Bottled Water: FAQ on Safety and Purity
Questions and Answers on Bottled Water and How It Compares to Tap Water
WebMD News Archive
How can I tell if the water I purchase started out as tap water?
Roughly 45% of the water sold in single-serve bottles comes from a municipal water source.
By law, bottled water that comes from a municipal water supply has to disclose this on its label unless the bottler takes steps to further purify the water, which most do. In this case, the label will say "purified water" or "purified drinking water," but the original source is probably tap water.
Water labeled "spring water" comes from an underground water spring, but it may be piped to the bottling plant.
"Mineral water" comes from an underground source and must contain no less than 250 parts per million total dissolved solids, such as salts, sulfur compounds, and gasses. No minerals may be added to the water by the bottler.
"Artesian water" or "artesian well water" must come from a well that taps a confined aquifer.
How can I tell if there are contaminants in the bottled water I purchase?
You probably can't. Tap water is regulated by the Environmental Protection Agency (EPA), which requires yearly public reports identifying the contaminants found in local water sources.

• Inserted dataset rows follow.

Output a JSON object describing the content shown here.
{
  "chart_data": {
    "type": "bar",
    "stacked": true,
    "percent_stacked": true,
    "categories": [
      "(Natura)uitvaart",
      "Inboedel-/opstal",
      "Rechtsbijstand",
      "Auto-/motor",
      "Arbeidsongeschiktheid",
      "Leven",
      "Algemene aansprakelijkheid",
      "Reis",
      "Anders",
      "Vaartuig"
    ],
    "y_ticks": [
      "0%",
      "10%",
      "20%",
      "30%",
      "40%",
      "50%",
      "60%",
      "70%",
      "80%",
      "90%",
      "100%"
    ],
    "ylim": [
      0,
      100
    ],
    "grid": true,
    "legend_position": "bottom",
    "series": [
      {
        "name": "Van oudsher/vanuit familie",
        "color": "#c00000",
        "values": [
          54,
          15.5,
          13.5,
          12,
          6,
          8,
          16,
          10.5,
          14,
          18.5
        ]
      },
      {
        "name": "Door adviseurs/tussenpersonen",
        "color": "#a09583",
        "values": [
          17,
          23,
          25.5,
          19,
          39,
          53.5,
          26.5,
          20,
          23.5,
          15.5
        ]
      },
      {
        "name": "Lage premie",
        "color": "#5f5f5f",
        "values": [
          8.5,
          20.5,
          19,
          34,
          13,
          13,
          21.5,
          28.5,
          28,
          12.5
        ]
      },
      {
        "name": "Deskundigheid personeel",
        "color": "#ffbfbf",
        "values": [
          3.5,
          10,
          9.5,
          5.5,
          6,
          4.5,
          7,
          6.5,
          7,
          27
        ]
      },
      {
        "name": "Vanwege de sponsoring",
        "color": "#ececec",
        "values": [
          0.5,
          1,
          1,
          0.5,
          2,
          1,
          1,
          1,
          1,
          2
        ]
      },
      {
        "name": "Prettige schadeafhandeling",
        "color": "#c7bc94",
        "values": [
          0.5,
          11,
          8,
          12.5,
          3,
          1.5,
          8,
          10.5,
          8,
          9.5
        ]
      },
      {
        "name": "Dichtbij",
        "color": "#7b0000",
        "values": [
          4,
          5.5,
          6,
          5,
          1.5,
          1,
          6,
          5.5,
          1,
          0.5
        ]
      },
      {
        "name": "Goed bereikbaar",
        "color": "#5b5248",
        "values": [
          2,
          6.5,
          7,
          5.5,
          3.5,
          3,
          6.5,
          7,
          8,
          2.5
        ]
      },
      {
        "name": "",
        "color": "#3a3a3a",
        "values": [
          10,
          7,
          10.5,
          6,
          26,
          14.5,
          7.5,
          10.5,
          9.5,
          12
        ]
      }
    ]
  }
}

But bottled water is regulated by the FDA, which has no such requirement.
The Environmental Working Group and the Natural Resources Defense Council, which released its own report critical of bottled water purity in 1999, want the FDA to require bottlers to list contaminants on water bottle labels.
In its report, the National Resources Defense Council noted that the EPA requires more frequent testing of municipal water than the FDA requires for bottled water, and that bottled water rules allow some contamination by E. coli or fecal coliforms, which indicate possible fecal matter contamination.
The report noted that the FDA does not require bottled water to be tested for parasites such as cryptosporidium or giardia; the EPA does require this testing for tap water.
Doss says consumers have a right to know what is in their bottled water, and they can find out by calling an 800 number that appears on every bottle. "If a consumer calls that number and does not get the information they want, they can and should choose another bottled water brand."